Polly and OSMF

For over a decade, Polly has helped .NET developers build resilient applications through strategies like Retry, Circuit Breaker, Hedging, Timeout, Rate Limiter, and Fallback. Today Polly is used by teams around the world, with more than 14,000 stars on GitHub and over 2 billion downloads across its packages on NuGet.org.

That reach is something we’re proud of. It also comes with a cost that isn’t always visible: the ongoing work of keeping the project healthy. Today we’re announcing that Polly is adopting the Open Source Maintenance Fee (OSMF), and we want to explain what that means, why we’re doing it, and what it changes (spoiler: for most people, nothing).

The part people don’t see

Writing the library was the fun part. Keeping it alive is the ongoing part. Behind every release is a steady stream of work that never really ends: triaging issues, answering questions, reviewing pull requests, updating dependencies, tracking and responding to security reports, renewing signing certificates, keeping build and CI pipelines green, dealing with spam in our discussion forums, and publishing new releases.

None of that is glamorous, and none of it is free. It takes real time and sustained attention from real people. That work is what lets you depend on Polly in production with confidence.

What the Open Source Maintenance Fee is

The Open Source Maintenance Fee is a simple, sensible idea: the source code stays free and open, but organizations that rely on the project’s maintained releases to generate revenue help fund the people maintaining it.

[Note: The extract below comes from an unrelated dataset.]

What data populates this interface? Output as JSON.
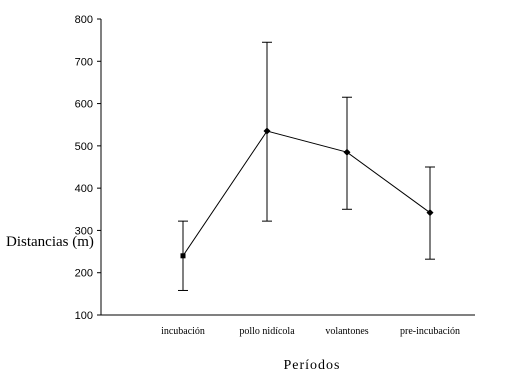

A few things are worth being clear about, because the OSMF is often misunderstood:

  • The source code remains free and open. Polly stays under its existing open source license. Nothing about your right to read, fork, build from, and contribute to the source changes.
  • It is not a license fee and not a support contract. Paying the fee doesn’t buy you an SLA, guaranteed bug fixes, or priority support. It funds the general upkeep that keeps the project running for everyone.
  • It’s a small, predictable cost that creates a direct feedback loop between the organizations that benefit from Polly and the people who keep it maintained.

You can read more about the philosophy behind it on the OSMF website.

How this applies to Polly

Here’s the specific arrangement for Polly.

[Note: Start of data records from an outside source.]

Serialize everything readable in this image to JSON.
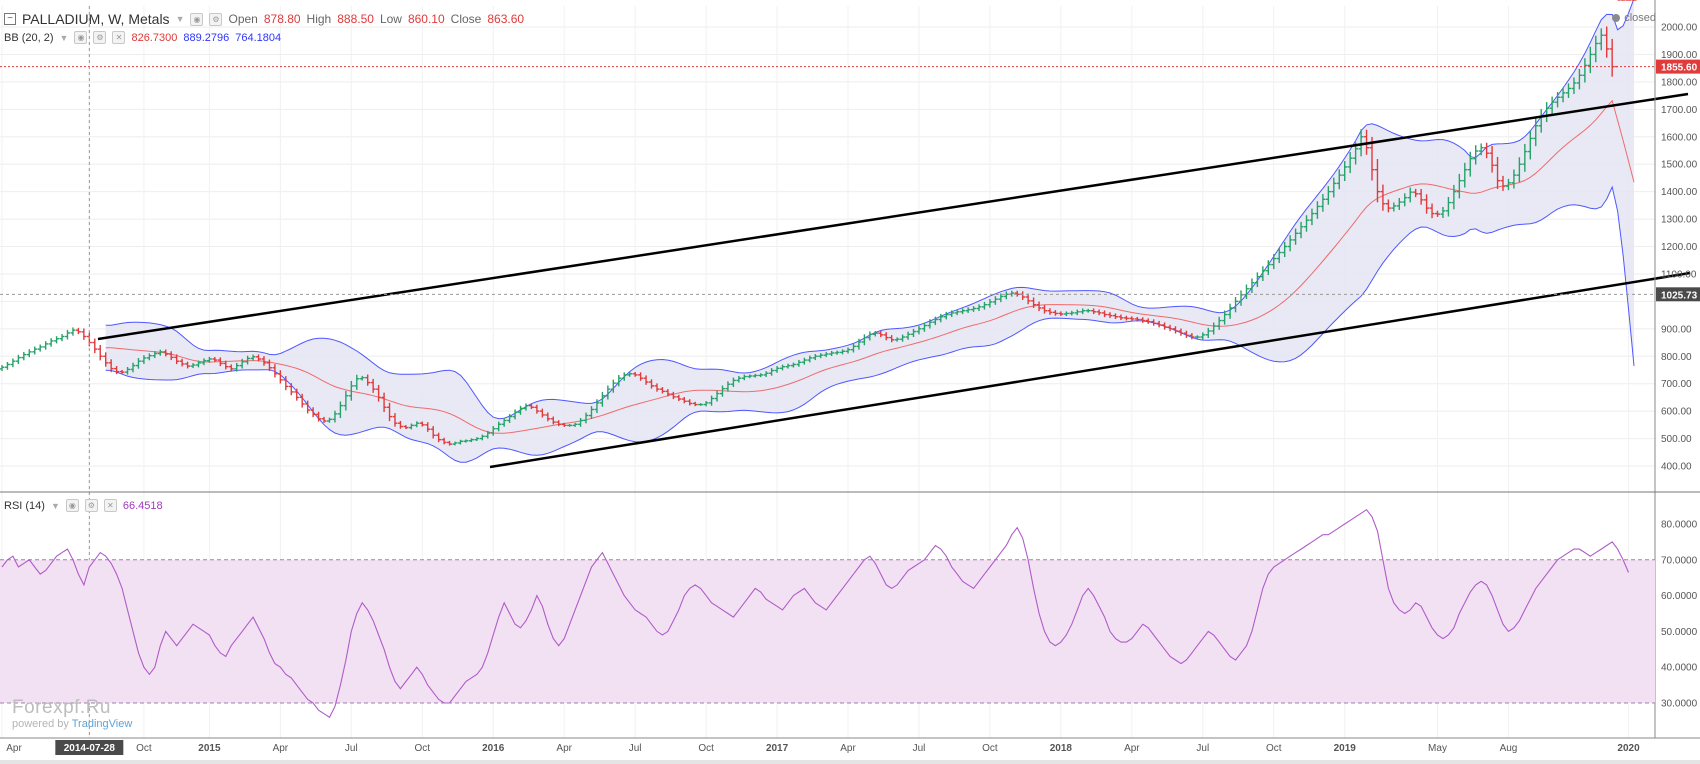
{
  "header": {
    "symbol": "PALLADIUM, W, Metals",
    "open_label": "Open",
    "open": "878.80",
    "high_label": "High",
    "high": "888.50",
    "low_label": "Low",
    "low": "860.10",
    "close_label": "Close",
    "close": "863.60",
    "status": "closed"
  },
  "bb_legend": {
    "label": "BB (20, 2)",
    "basis": "826.7300",
    "upper": "889.2796",
    "lower": "764.1804"
  },
  "rsi_legend": {
    "label": "RSI (14)",
    "value": "66.4518"
  },
  "watermark": {
    "main": "Forexpf.Ru",
    "powered": "powered by",
    "brand": "TradingView"
  },
  "colors": {
    "up": "#26a269",
    "down": "#e03a3a",
    "band_fill": "#e4e5f3",
    "band_line": "#4f57ff",
    "basis": "#ef6b6b",
    "rsi": "#b05cc8",
    "rsi_band": "#f2e1f3",
    "trendline": "#000000"
  },
  "chart_data": [
    {
      "type": "candlestick",
      "title": "PALLADIUM, W, Metals",
      "price_ticks": [
        "400.00",
        "500.00",
        "600.00",
        "700.00",
        "800.00",
        "900.00",
        "1000.00",
        "1100.00",
        "1200.00",
        "1300.00",
        "1400.00",
        "1500.00",
        "1600.00",
        "1700.00",
        "1800.00",
        "1900.00",
        "2000.00"
      ],
      "ylim": [
        350,
        2080
      ],
      "x_labels": [
        "Apr",
        "2014-07-28",
        "Oct",
        "2015",
        "Apr",
        "Jul",
        "Oct",
        "2016",
        "Apr",
        "Jul",
        "Oct",
        "2017",
        "Apr",
        "Jul",
        "Oct",
        "2018",
        "Apr",
        "Jul",
        "Oct",
        "2019",
        "May",
        "Aug",
        "2020"
      ],
      "x_label_positions": [
        0,
        16,
        26,
        38,
        51,
        64,
        77,
        90,
        103,
        116,
        129,
        142,
        155,
        168,
        181,
        194,
        207,
        220,
        233,
        246,
        263,
        276,
        298
      ],
      "weeks": 300,
      "closes": [
        760,
        770,
        782,
        795,
        806,
        816,
        826,
        834,
        845,
        856,
        864,
        872,
        885,
        895,
        889,
        872,
        850,
        826,
        800,
        776,
        755,
        744,
        742,
        752,
        766,
        782,
        794,
        802,
        810,
        816,
        808,
        796,
        782,
        772,
        764,
        768,
        776,
        784,
        790,
        786,
        774,
        762,
        754,
        766,
        780,
        792,
        798,
        790,
        776,
        758,
        736,
        714,
        690,
        670,
        650,
        626,
        604,
        588,
        572,
        564,
        570,
        590,
        620,
        656,
        692,
        718,
        722,
        704,
        680,
        650,
        614,
        580,
        556,
        544,
        540,
        548,
        556,
        550,
        534,
        512,
        496,
        486,
        480,
        484,
        490,
        492,
        496,
        500,
        508,
        520,
        536,
        552,
        566,
        580,
        596,
        610,
        620,
        614,
        600,
        586,
        572,
        560,
        552,
        548,
        548,
        552,
        566,
        584,
        606,
        630,
        656,
        680,
        702,
        720,
        732,
        736,
        732,
        720,
        706,
        692,
        680,
        672,
        662,
        652,
        644,
        636,
        628,
        624,
        624,
        630,
        646,
        664,
        682,
        698,
        712,
        720,
        726,
        728,
        730,
        732,
        738,
        748,
        756,
        762,
        766,
        770,
        778,
        786,
        794,
        800,
        804,
        808,
        812,
        814,
        818,
        824,
        836,
        852,
        868,
        880,
        884,
        878,
        868,
        860,
        862,
        870,
        880,
        890,
        900,
        912,
        924,
        934,
        944,
        952,
        958,
        962,
        966,
        970,
        974,
        980,
        988,
        998,
        1008,
        1018,
        1026,
        1030,
        1026,
        1016,
        1002,
        988,
        976,
        966,
        960,
        956,
        954,
        956,
        958,
        962,
        966,
        966,
        962,
        958,
        952,
        948,
        944,
        940,
        938,
        936,
        934,
        930,
        926,
        920,
        914,
        906,
        900,
        892,
        884,
        876,
        870,
        870,
        878,
        892,
        910,
        930,
        952,
        976,
        1000,
        1024,
        1046,
        1068,
        1090,
        1112,
        1134,
        1156,
        1178,
        1200,
        1224,
        1248,
        1272,
        1296,
        1320,
        1346,
        1372,
        1400,
        1430,
        1460,
        1490,
        1522,
        1556,
        1600,
        1560,
        1480,
        1400,
        1356,
        1340,
        1348,
        1362,
        1378,
        1398,
        1392,
        1370,
        1340,
        1320,
        1318,
        1330,
        1360,
        1400,
        1440,
        1480,
        1520,
        1548,
        1560,
        1540,
        1496,
        1440,
        1420,
        1432,
        1460,
        1500,
        1546,
        1594,
        1640,
        1676,
        1704,
        1726,
        1744,
        1760,
        1776,
        1796,
        1824,
        1860,
        1900,
        1940,
        1970,
        1920,
        1855.6
      ],
      "current_price_label": "1855.60",
      "crosshair_price_label": "1025.73",
      "bollinger": {
        "period": 20,
        "mult": 2
      }
    },
    {
      "type": "line",
      "title": "RSI (14)",
      "ticks": [
        "30.0000",
        "40.0000",
        "50.0000",
        "60.0000",
        "70.0000",
        "80.0000"
      ],
      "ylim": [
        22,
        88
      ],
      "band": [
        30,
        70
      ],
      "values": [
        68,
        70,
        71,
        68,
        69,
        70,
        68,
        66,
        67,
        69,
        71,
        72,
        73,
        70,
        66,
        63,
        68,
        70,
        72,
        71,
        69,
        66,
        62,
        56,
        50,
        44,
        40,
        38,
        40,
        46,
        50,
        48,
        46,
        48,
        50,
        52,
        51,
        50,
        49,
        46,
        44,
        43,
        46,
        48,
        50,
        52,
        54,
        51,
        48,
        44,
        41,
        40,
        38,
        37,
        35,
        33,
        31,
        30,
        28,
        27,
        26,
        29,
        35,
        42,
        50,
        55,
        58,
        56,
        53,
        49,
        45,
        40,
        36,
        34,
        36,
        38,
        40,
        38,
        35,
        33,
        31,
        30,
        30,
        32,
        34,
        36,
        37,
        38,
        40,
        44,
        49,
        54,
        58,
        55,
        52,
        51,
        53,
        56,
        60,
        57,
        52,
        48,
        46,
        48,
        52,
        56,
        60,
        64,
        68,
        70,
        72,
        69,
        66,
        63,
        60,
        58,
        56,
        55,
        54,
        52,
        50,
        49,
        50,
        53,
        56,
        60,
        62,
        63,
        62,
        60,
        58,
        57,
        56,
        55,
        54,
        56,
        58,
        60,
        62,
        61,
        59,
        58,
        57,
        56,
        58,
        60,
        61,
        62,
        60,
        58,
        57,
        56,
        58,
        60,
        62,
        64,
        66,
        68,
        70,
        71,
        69,
        66,
        63,
        62,
        63,
        65,
        67,
        68,
        69,
        70,
        72,
        74,
        73,
        71,
        68,
        66,
        64,
        63,
        62,
        64,
        66,
        68,
        70,
        72,
        74,
        77,
        79,
        76,
        70,
        62,
        55,
        50,
        47,
        46,
        47,
        49,
        52,
        56,
        60,
        62,
        60,
        57,
        54,
        50,
        48,
        47,
        47,
        48,
        50,
        52,
        51,
        49,
        47,
        45,
        43,
        42,
        41,
        42,
        44,
        46,
        48,
        50,
        49,
        47,
        45,
        43,
        42,
        44,
        46,
        50,
        56,
        62,
        66,
        68,
        69,
        70,
        71,
        72,
        73,
        74,
        75,
        76,
        77,
        77,
        78,
        79,
        80,
        81,
        82,
        83,
        84,
        82,
        78,
        70,
        62,
        58,
        56,
        55,
        56,
        58,
        57,
        54,
        51,
        49,
        48,
        49,
        51,
        55,
        58,
        61,
        63,
        64,
        63,
        60,
        56,
        52,
        50,
        51,
        53,
        56,
        59,
        62,
        64,
        66,
        68,
        70,
        71,
        72,
        73,
        73,
        72,
        71,
        72,
        73,
        74,
        75,
        73,
        70,
        66.45
      ]
    }
  ]
}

The Maintenance Fee is US $20 per month and applies to any company that earns at least US $20,000 from at least one product or project that uses Polly.

Two details that we’re often asked about:

  • It’s per organization, not per project. If you have ten products that use Polly, you pay the fee once. It doesn’t matter how many of your projects depend on the library.
  • It’s tied to revenue, not to whether your product is paid. If a product that uses Polly is offered for free but still generates revenue for your organization (through advertising, paid services, lead generation, and so on), the fee applies.

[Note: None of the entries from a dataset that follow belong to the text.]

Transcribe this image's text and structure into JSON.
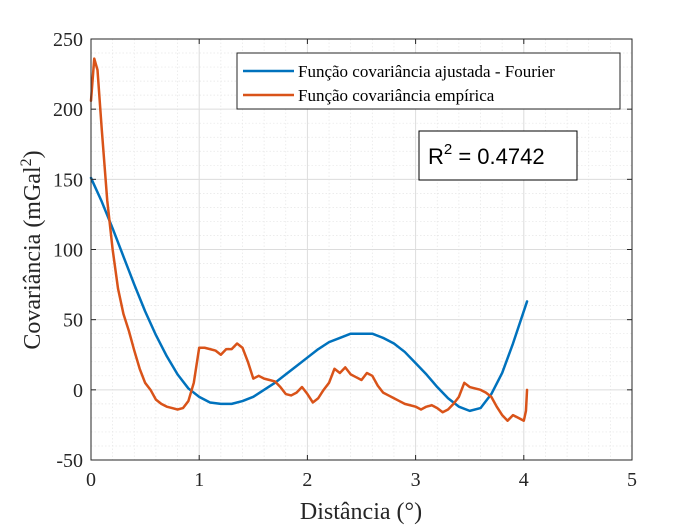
{
  "chart_data": {
    "type": "line",
    "title": "",
    "xlabel": "Distância (°)",
    "ylabel_main": "Covariância (mGal",
    "ylabel_sup": "2",
    "ylabel_tail": ")",
    "xlim": [
      0,
      5
    ],
    "ylim": [
      -50,
      250
    ],
    "xticks": [
      0,
      1,
      2,
      3,
      4,
      5
    ],
    "yticks": [
      -50,
      0,
      50,
      100,
      150,
      200,
      250
    ],
    "grid": true,
    "minor_grid": true,
    "legend_position": "top-right",
    "annotation": {
      "base": "R",
      "sup": "2",
      "rest": " = 0.4742"
    },
    "series": [
      {
        "name": "Função covariância ajustada - Fourier",
        "color": "#0072BD",
        "x": [
          0,
          0.1,
          0.2,
          0.3,
          0.4,
          0.5,
          0.6,
          0.7,
          0.8,
          0.9,
          1.0,
          1.1,
          1.2,
          1.3,
          1.4,
          1.5,
          1.6,
          1.7,
          1.8,
          1.9,
          2.0,
          2.1,
          2.2,
          2.3,
          2.4,
          2.5,
          2.6,
          2.7,
          2.8,
          2.9,
          3.0,
          3.1,
          3.2,
          3.3,
          3.4,
          3.5,
          3.6,
          3.7,
          3.8,
          3.9,
          4.03
        ],
        "y": [
          151,
          134,
          115,
          95,
          75,
          56,
          39,
          24,
          11,
          1,
          -5,
          -9,
          -10,
          -10,
          -8,
          -5,
          0,
          5,
          11,
          17,
          23,
          29,
          34,
          37,
          40,
          40,
          40,
          37,
          33,
          27,
          19,
          11,
          2,
          -6,
          -12,
          -15,
          -13,
          -3,
          12,
          33,
          63
        ]
      },
      {
        "name": "Função covariância empírica",
        "color": "#D95319",
        "x": [
          0,
          0.03,
          0.06,
          0.1,
          0.15,
          0.2,
          0.25,
          0.3,
          0.35,
          0.4,
          0.45,
          0.5,
          0.55,
          0.6,
          0.65,
          0.7,
          0.75,
          0.8,
          0.85,
          0.9,
          0.95,
          1.0,
          1.05,
          1.1,
          1.15,
          1.2,
          1.25,
          1.3,
          1.35,
          1.4,
          1.45,
          1.5,
          1.55,
          1.6,
          1.65,
          1.7,
          1.75,
          1.8,
          1.85,
          1.9,
          1.95,
          2.0,
          2.05,
          2.1,
          2.15,
          2.2,
          2.25,
          2.3,
          2.35,
          2.4,
          2.45,
          2.5,
          2.55,
          2.6,
          2.65,
          2.7,
          2.75,
          2.8,
          2.85,
          2.9,
          2.95,
          3.0,
          3.05,
          3.1,
          3.15,
          3.2,
          3.25,
          3.3,
          3.35,
          3.4,
          3.45,
          3.5,
          3.55,
          3.6,
          3.65,
          3.7,
          3.75,
          3.8,
          3.85,
          3.9,
          3.95,
          4.0,
          4.02,
          4.03
        ],
        "y": [
          206,
          236,
          228,
          185,
          135,
          100,
          72,
          54,
          42,
          28,
          15,
          5,
          0,
          -7,
          -10,
          -12,
          -13,
          -14,
          -13,
          -8,
          5,
          30,
          30,
          29,
          28,
          25,
          29,
          29,
          33,
          30,
          20,
          8,
          10,
          8,
          7,
          6,
          2,
          -3,
          -4,
          -2,
          2,
          -3,
          -9,
          -6,
          0,
          5,
          15,
          12,
          16,
          11,
          9,
          7,
          12,
          10,
          3,
          -2,
          -4,
          -6,
          -8,
          -10,
          -11,
          -12,
          -14,
          -12,
          -11,
          -13,
          -16,
          -14,
          -10,
          -5,
          5,
          2,
          1,
          0,
          -2,
          -5,
          -12,
          -18,
          -22,
          -18,
          -20,
          -22,
          -15,
          0
        ]
      }
    ]
  }
}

If your organization is below the revenue threshold, an individual, a hobbyist, a student, or a nonprofit not generating revenue from Polly, you owe nothing. Polly remains free for you exactly as it is today.

What is not changing

We want to be emphatic about this, because announcements like this one understandably make people nervous:

  • Polly’s license is not changing.
  • The source code is not moving behind a paywall.
  • Free users, contributors, and small projects are not being asked to pay.
  • Your existing installations will not stop working.

The library you rely on stays exactly where it is. What we’re adding is a way for the companies that profit from Polly to help sustain it.

When this takes effect

We believe in giving our community plenty of time to review this, ask questions, and plan accordingly. So we’re announcing this now, but we will not begin requesting payment from qualifying companies until November 16, 2026, roughly four months from today.

Between now and then, nothing is required of anyone. We’ll use this window to answer questions, refine the details, and make the process of paying as painless as possible for the organizations it applies to.

How to pay when the time comes

When enforcement begins, qualifying organizations will be able to pay the Maintenance Fee through GitHub Sponsors. We’ll publish the exact sponsorship tier and step-by-step instructions in our README and in a follow-up post well before the November date, so there will be a clear, simple path to becoming a supporter.

Why we’re asking

Polly is a member of the .NET Foundation and has been generously supported by sponsors including the .NET on AWS Open Source Software Fund, Microsoft’s Free and Open Source Software Fund, and GitHub’s Secure Open Source Fund. We’re grateful for that support, and it has made a real difference.

But grants and donations, by their nature, are unpredictable. They’re wonderful when they arrive, but you can’t build a maintenance roadmap around a bonus that may or may not come next year. The Maintenance Fee gives us something different: a steady, dependable foundation that lets us plan, keep the project secure and current, and continue serving the community that depends on Polly.

If your organization relies on Polly to help run its business, this is a direct and meaningful way to keep the project you depend on healthy for years to come.

Questions and feedback

We know a change like this raises questions, and we want to hear them. Please share your thoughts and ask anything in our GitHub Discussions, and take a look at the OSMF FAQ, which answers many common questions in detail.

Thank you for being part of the Polly community. We’re looking forward to keeping the project strong, together.